One is that high sensitivity may result from biophysical temperature thresholds, beyond which warming becomes particularly damaging. As poor countries are, on average, hotter than rich countries, they are exposed more frequently to damaging temperatures and therefore show higher sensitivity to temperature. Under this mechanism, the sensitivity of rich countries would increase as they warm. Alternatively, higher temperatures may be more damaging in poor countries because their economies are reliant on climate-exposed sectors such as agriculture and natural resource extraction, or because risk management options such as insurance or air conditioning are not as widely available. In this case we would expect the sensitivity of poor regions to warming to decrease as per-capita GDP increases.

Maybe poor countries are more sensitive to climate change because they’re hotter, or maybe they’re more sensitive because they’re poorer. These theories are termed “temperature” and “resilience.”

If the former is true, sensitivity of GDP growth rate to climate impacts will increase with temperature. If the latter is true, sensitivity will decrease with GDP growth.
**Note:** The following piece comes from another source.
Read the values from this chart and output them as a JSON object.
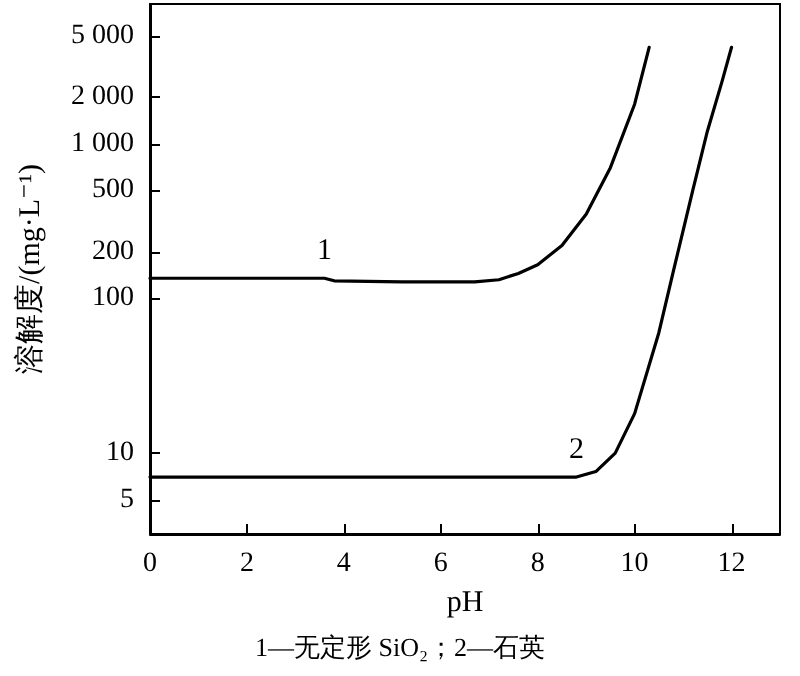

Obviously, optimal mitigation policy depends heavily on how we answer this question. Do you try harder to cool people down or to make them richer?

The researchers did model runs incorporating both theories. Long story short, the temperature theory still implies aggressive, near-term mitigation. The resilience theory implies lots of mitigation up front, then easing off a little as poor countries get richer, then going aggressive again. (The way DICE treats mitigation is unrealistic in several ways, but let’s not get off course.)

But the remarkable fact, to me, is that we just don’t know which theory is true. We don’t know what mix of lower carbon and higher GDP produces optimal welfare, even directionally, much less with any precision. This makes it virtually impossible to determine how best to address, say, energy access. On this, as on so much climate-related, we are groping in the dark.